E se calhar não prestam. Ainda assim recordo há uns anos, quando por aí surgiu, ouvir gente afirmar que jamais votaria no BE; mas que era útil que ganhasse espaço na política portuguesa, pois serviria como espécie de consciência, de grilinho falante. Uma entidade muito perigosa se chegasse ao poder, mas de resto útil, se contida, para revelar na praça pública os deslizes, fraquezas, tentações e injustiças de um regime natural e fatalmente dado a vícios veniais e nepotistas. Do PC diziam o mesmo, reconhecendo-lhe alguns, sobre isso, ainda a "gravitas" de um passado sempre credor de respeito. O horror associado ao passado - e ainda presente - de onde provinham essas organizações, nunca por elas explicitamente rejeitado e recorrentemente invocado com orgulho (vejam-se por exemplo as coreografias e adereços usuais no solene evento litúrgico de cada Setembro), o desprezo professado por alguns seus líderes, e já no tempo das nossas vidas, da nossa democracia, pela democracia de tipo ocidental não parecia causar a essas pessoas o menor arrepio.
A estes então, nada a dizer. Ou o que haja a dizer sê-lo-á sempre no pressuposto de uma sua legitimidade, bondade, imprescindibilidade democrática inatacáveis. Deles se discordando, defender-se-á sempre o seu direito a existir e difundir as suas ideias. É a democracia, afirmam. Mas que surja uma voz recíproca, do lado alegadamente oposto do tal centrão (alegadamente e carecendo de fundamento: não parece que nela se advogue ou conviva tranquila, sonora e orgulhosamente com passados de regimes totalitários e de extermínio revolucionário de massas), provoca de imediato um sonoríssimo toque a rebate, um rasgar de vestes incontido, enérgicos protestos que vão desde o anúncio de uma invasão de bárbaros ao recurso ao ridículo de baixo coturno. É, a priori e sem mais, nazismo e fascismo. É extrema-direita e só a esquerda o pode ser e propagá-lo com orgulho e tranquila na protecção estatal.

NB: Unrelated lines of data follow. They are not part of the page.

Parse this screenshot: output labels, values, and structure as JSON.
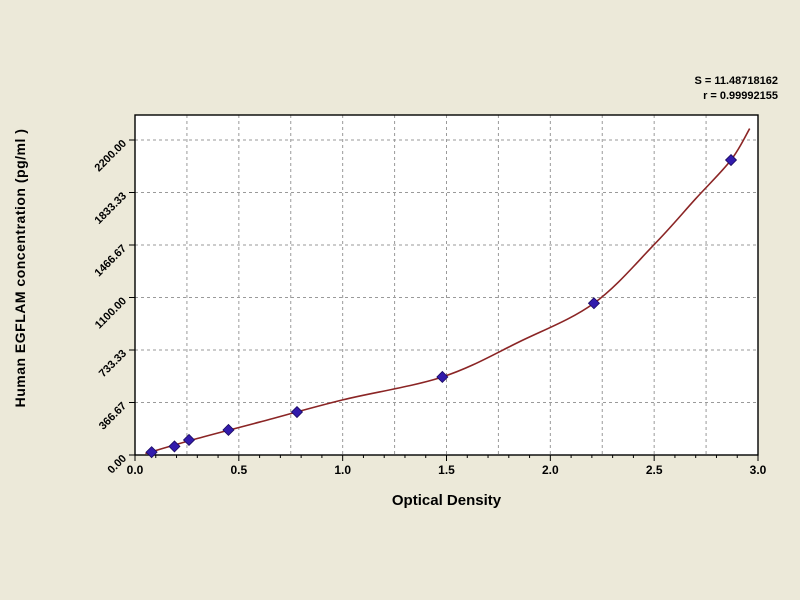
{
  "page": {
    "bg": "#ece9d9"
  },
  "annotation": {
    "line1": "S = 11.48718162",
    "line2": "r = 0.99992155"
  },
  "chart_data": {
    "type": "scatter",
    "title": "",
    "xlabel": "Optical Density",
    "ylabel": "Human EGFLAM concentration (pg/ml )",
    "xlim": [
      0,
      3.0
    ],
    "ylim": [
      0,
      2200
    ],
    "grid": "dashed",
    "x_ticks": [
      0.0,
      0.5,
      1.0,
      1.5,
      2.0,
      2.5,
      3.0
    ],
    "x_tick_labels": [
      "0.0",
      "0.5",
      "1.0",
      "1.5",
      "2.0",
      "2.5",
      "3.0"
    ],
    "y_ticks": [
      0,
      366.67,
      733.33,
      1100,
      1466.67,
      1833.33,
      2200
    ],
    "y_tick_labels": [
      "0.00",
      "366.67",
      "733.33",
      "1100.00",
      "1466.67",
      "1833.33",
      "2200.00"
    ],
    "points": [
      [
        0.08,
        20
      ],
      [
        0.19,
        60
      ],
      [
        0.26,
        105
      ],
      [
        0.45,
        175
      ],
      [
        0.78,
        300
      ],
      [
        1.48,
        545
      ],
      [
        2.21,
        1060
      ],
      [
        2.87,
        2060
      ]
    ],
    "curve": [
      [
        0.05,
        10
      ],
      [
        0.3,
        115
      ],
      [
        0.6,
        230
      ],
      [
        1.0,
        385
      ],
      [
        1.48,
        545
      ],
      [
        1.85,
        790
      ],
      [
        2.21,
        1060
      ],
      [
        2.5,
        1470
      ],
      [
        2.7,
        1790
      ],
      [
        2.87,
        2060
      ],
      [
        2.96,
        2280
      ]
    ],
    "colors": {
      "curve": "#8b2525",
      "marker": "#321bac",
      "grid": "#9a9a9a",
      "frame": "#000000",
      "plot_bg": "#ffffff",
      "page_bg": "#ece9d9"
    }
  }
}
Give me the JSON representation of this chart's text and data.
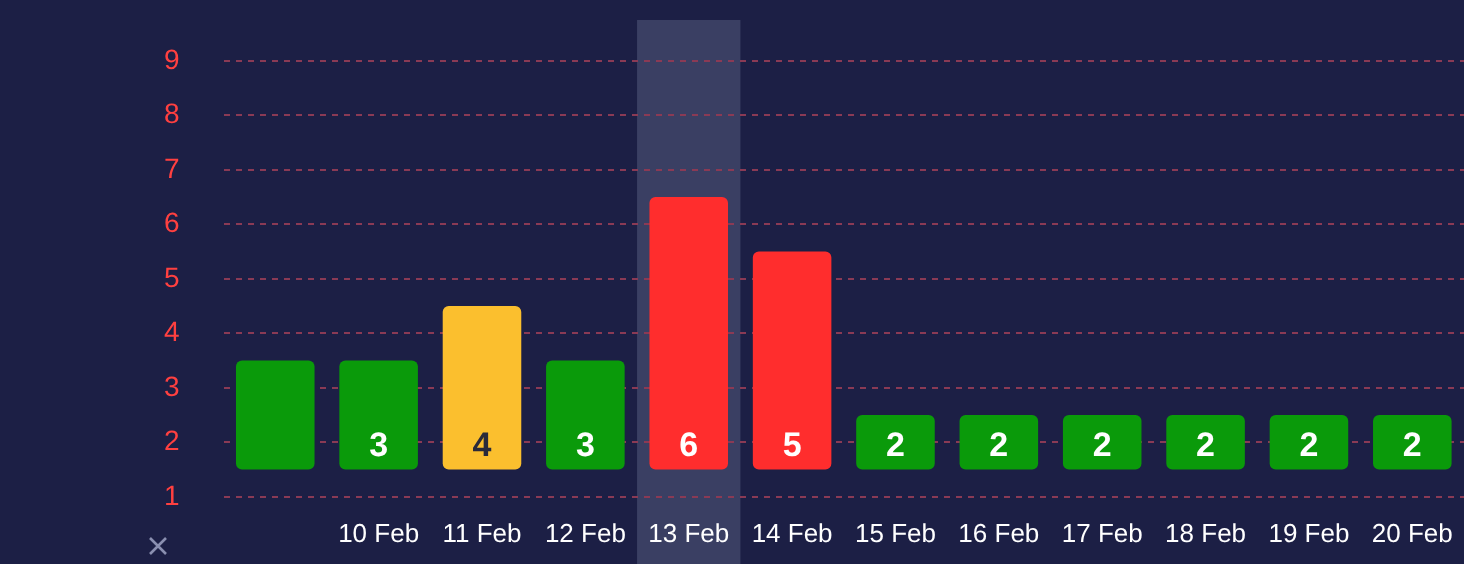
{
  "chart_data": {
    "type": "bar",
    "categories": [
      null,
      "10 Feb",
      "11 Feb",
      "12 Feb",
      "13 Feb",
      "14 Feb",
      "15 Feb",
      "16 Feb",
      "17 Feb",
      "18 Feb",
      "19 Feb",
      "20 Feb"
    ],
    "base": [
      1.5,
      1.5,
      1.5,
      1.5,
      1.5,
      1.5,
      1.5,
      1.5,
      1.5,
      1.5,
      1.5,
      1.5
    ],
    "values": [
      2,
      2,
      3,
      2,
      5,
      4,
      1,
      1,
      1,
      1,
      1,
      1
    ],
    "colors": [
      "#0a9a0a",
      "#0a9a0a",
      "#fbbf2e",
      "#0a9a0a",
      "#ff2d2d",
      "#ff2d2d",
      "#0a9a0a",
      "#0a9a0a",
      "#0a9a0a",
      "#0a9a0a",
      "#0a9a0a",
      "#0a9a0a"
    ],
    "value_labels": [
      null,
      "3",
      "4",
      "3",
      "6",
      "5",
      "2",
      "2",
      "2",
      "2",
      "2",
      "2"
    ],
    "ylim": [
      1,
      9
    ],
    "yticks": [
      1,
      2,
      3,
      4,
      5,
      6,
      7,
      8,
      9
    ],
    "grid": "y",
    "bands": [
      {
        "axis": "x",
        "from": "13 Feb",
        "to": "13 Feb",
        "color": "#3a3f63"
      }
    ]
  }
}
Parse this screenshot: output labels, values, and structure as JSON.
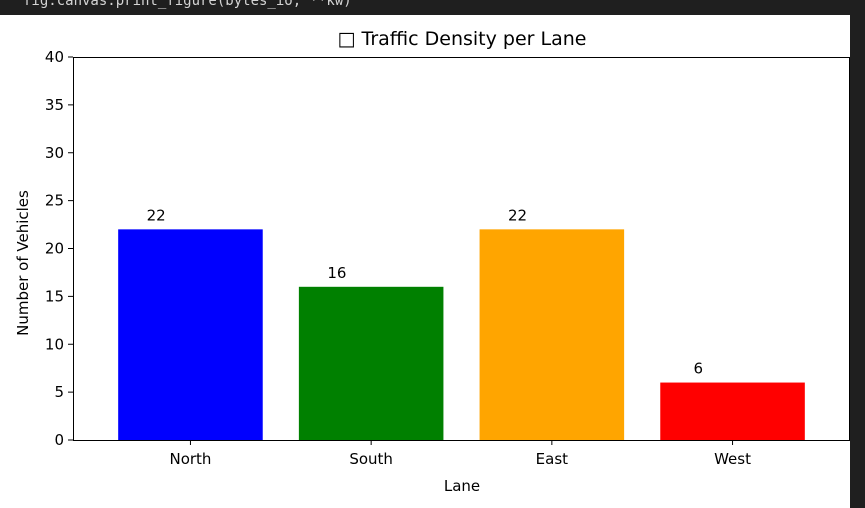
{
  "code_line": "fig.canvas.print_figure(bytes_io, **kw)",
  "chart_data": {
    "type": "bar",
    "title": "□ Traffic Density per Lane",
    "xlabel": "Lane",
    "ylabel": "Number of Vehicles",
    "categories": [
      "North",
      "South",
      "East",
      "West"
    ],
    "values": [
      22,
      16,
      22,
      6
    ],
    "colors": [
      "#0000ff",
      "#008000",
      "#ffa500",
      "#ff0000"
    ],
    "ylim": [
      0,
      40
    ],
    "yticks": [
      0,
      5,
      10,
      15,
      20,
      25,
      30,
      35,
      40
    ],
    "grid": false,
    "data_labels": true
  }
}
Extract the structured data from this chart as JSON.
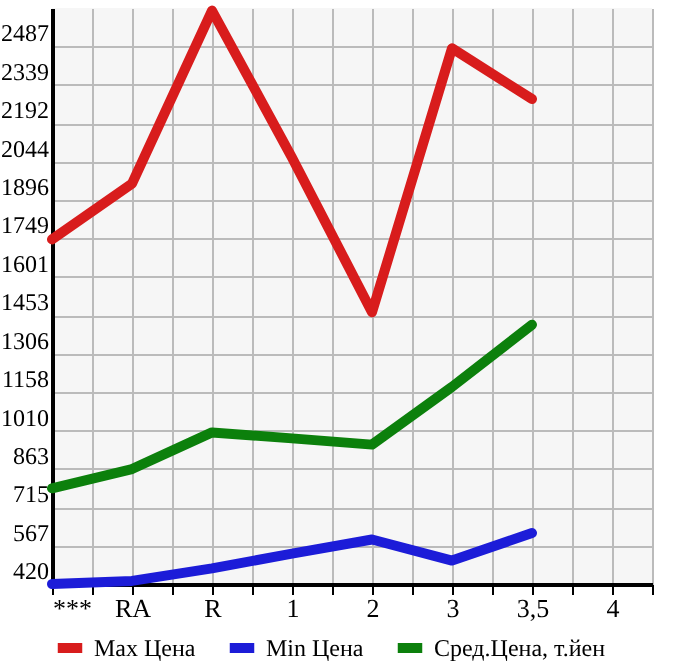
{
  "chart_data": {
    "type": "line",
    "categories": [
      "***",
      "RA",
      "R",
      "1",
      "2",
      "3",
      "3,5",
      "4"
    ],
    "series": [
      {
        "name": "Max Цена",
        "color": "#d81c1c",
        "values": [
          1745,
          1960,
          2625,
          2060,
          1465,
          2480,
          2285,
          null
        ]
      },
      {
        "name": "Min Цена",
        "color": "#1c1cd8",
        "values": [
          420,
          432,
          480,
          537,
          591,
          510,
          616,
          null
        ]
      },
      {
        "name": "Сред.Цена, т.йен",
        "color": "#0c800c",
        "values": [
          788,
          862,
          1003,
          980,
          956,
          1178,
          1417,
          null
        ]
      }
    ],
    "ylim": [
      420,
      2635
    ],
    "yticks": [
      420,
      567,
      715,
      863,
      1010,
      1158,
      1306,
      1453,
      1601,
      1749,
      1896,
      2044,
      2192,
      2339,
      2487
    ],
    "grid": true,
    "legend": "bottom",
    "marker": "none",
    "line_style": "solid"
  }
}
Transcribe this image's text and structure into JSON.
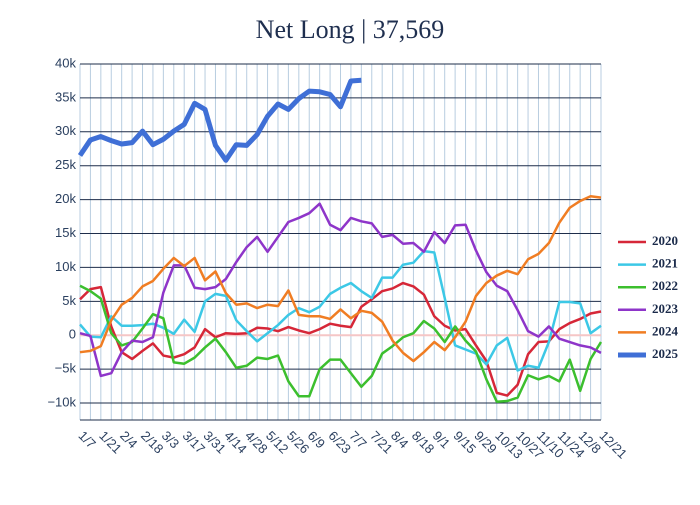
{
  "chart_data": {
    "type": "line",
    "title": "Net Long | 37,569",
    "categories": [
      "1/7",
      null,
      "1/21",
      null,
      "2/4",
      null,
      "2/18",
      null,
      "3/3",
      null,
      "3/17",
      null,
      "3/31",
      null,
      "4/14",
      null,
      "4/28",
      null,
      "5/12",
      null,
      "5/26",
      null,
      "6/9",
      null,
      "6/23",
      null,
      "7/7",
      null,
      "7/21",
      null,
      "8/4",
      null,
      "8/18",
      null,
      "9/1",
      null,
      "9/15",
      null,
      "9/29",
      null,
      "10/13",
      null,
      "10/27",
      null,
      "11/10",
      null,
      "11/24",
      null,
      "12/8",
      null,
      "12/21"
    ],
    "ylim": [
      -12500,
      40000
    ],
    "yticks": [
      {
        "value": -10000,
        "label": "−10k"
      },
      {
        "value": -5000,
        "label": "−5k"
      },
      0,
      {
        "value": 5000,
        "label": "5k"
      },
      {
        "value": 10000,
        "label": "10k"
      },
      {
        "value": 15000,
        "label": "15k"
      },
      {
        "value": 20000,
        "label": "20k"
      },
      {
        "value": 25000,
        "label": "25k"
      },
      {
        "value": 30000,
        "label": "30k"
      },
      {
        "value": 35000,
        "label": "35k"
      },
      {
        "value": 40000,
        "label": "40k"
      }
    ],
    "grid": true,
    "legend": "right",
    "series": [
      {
        "name": "2020",
        "color": "#d62738",
        "values": [
          5300,
          6800,
          7100,
          1300,
          -2500,
          -3500,
          -2300,
          -1200,
          -3000,
          -3300,
          -2800,
          -1800,
          900,
          -300,
          300,
          200,
          300,
          1100,
          1000,
          600,
          1200,
          700,
          300,
          900,
          1700,
          1400,
          1200,
          4200,
          5300,
          6500,
          6900,
          7700,
          7200,
          6000,
          2800,
          1400,
          700,
          900,
          -1500,
          -3800,
          -8500,
          -8900,
          -7300,
          -2800,
          -1000,
          -900,
          900,
          1800,
          2400,
          3200,
          3500
        ]
      },
      {
        "name": "2021",
        "color": "#3cc8e6",
        "values": [
          1600,
          -200,
          -300,
          2800,
          1400,
          1400,
          1500,
          1700,
          1100,
          200,
          2300,
          500,
          5000,
          6100,
          5800,
          2200,
          600,
          -900,
          300,
          1500,
          3000,
          4000,
          3400,
          4200,
          6100,
          7000,
          7700,
          6500,
          5500,
          8500,
          8500,
          10400,
          10700,
          12400,
          12200,
          5500,
          -1500,
          -2100,
          -2700,
          -4300,
          -1500,
          -400,
          -5200,
          -4500,
          -4800,
          -1000,
          4900,
          4900,
          4700,
          300,
          1400
        ]
      },
      {
        "name": "2022",
        "color": "#3cbf2e",
        "values": [
          7300,
          6500,
          5400,
          300,
          -1500,
          -1000,
          1000,
          3100,
          2500,
          -4000,
          -4200,
          -3300,
          -1800,
          -500,
          -2500,
          -4800,
          -4500,
          -3300,
          -3500,
          -3000,
          -6800,
          -9000,
          -9000,
          -5000,
          -3600,
          -3600,
          -5600,
          -7600,
          -6000,
          -2700,
          -1600,
          -300,
          300,
          2100,
          1000,
          -1000,
          1300,
          -800,
          -2400,
          -6500,
          -9800,
          -9700,
          -9200,
          -5900,
          -6500,
          -6000,
          -6800,
          -3600,
          -8200,
          -3500,
          -1000
        ]
      },
      {
        "name": "2023",
        "color": "#8e35c9",
        "values": [
          300,
          -100,
          -6000,
          -5600,
          -2500,
          -800,
          -1000,
          -300,
          6300,
          10300,
          10300,
          7000,
          6800,
          7100,
          8300,
          10800,
          13000,
          14500,
          12300,
          14500,
          16700,
          17300,
          18000,
          19400,
          16300,
          15500,
          17300,
          16800,
          16500,
          14500,
          14800,
          13500,
          13600,
          12300,
          15200,
          13600,
          16200,
          16300,
          12500,
          9300,
          7300,
          6500,
          3700,
          600,
          -200,
          1300,
          -500,
          -1000,
          -1500,
          -1800,
          -2600
        ]
      },
      {
        "name": "2024",
        "color": "#f07d23",
        "values": [
          -2500,
          -2300,
          -1600,
          2200,
          4500,
          5500,
          7200,
          8000,
          9800,
          11400,
          10200,
          11400,
          8100,
          9400,
          6200,
          4500,
          4700,
          4000,
          4500,
          4300,
          6600,
          3000,
          2800,
          2800,
          2400,
          3800,
          2500,
          3600,
          3300,
          2000,
          -800,
          -2600,
          -3800,
          -2500,
          -1000,
          -2200,
          -300,
          2000,
          5800,
          7700,
          8800,
          9500,
          9000,
          11200,
          12000,
          13600,
          16600,
          18800,
          19800,
          20500,
          20300
        ]
      },
      {
        "name": "2025",
        "color": "#3f6fd6",
        "values": [
          26500,
          28800,
          29300,
          28700,
          28200,
          28400,
          30100,
          28100,
          28900,
          30100,
          31100,
          34200,
          33300,
          28000,
          25800,
          28100,
          28000,
          29600,
          32300,
          34100,
          33300,
          34900,
          36000,
          35900,
          35500,
          33700,
          37500,
          37600,
          null,
          null,
          null,
          null,
          null,
          null,
          null,
          null,
          null,
          null,
          null,
          null,
          null,
          null,
          null,
          null,
          null,
          null,
          null,
          null,
          null,
          null,
          null
        ]
      }
    ]
  }
}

Por que se chegou aqui, onde falhou a política - falharam os políticos - dita tradicional, ela e os seus valores, de tão variável aplicação tantas vezes, e que muito democraticamente pretendem direito de exclusividade (cedendo convenientemente à esquerda, claro) nas boas consciências, entrando em histeria quando alguém ousa questionar o estado de coisas, e que tradicionalmente nos tem pastoreado como se sabe? Como recuperar a confiança nessa polílitica tradicional, nos herdeiros de infelizmente irrepetíveis (está desgraçadamente visto) estadistas da reconstrução do pós-guerra? Isso parece questão menor, uma ociosidade sem interesse.
Importante é travar esta gente, este incómodo, que não alinha nas "causas" do momento. Depois queixem-se.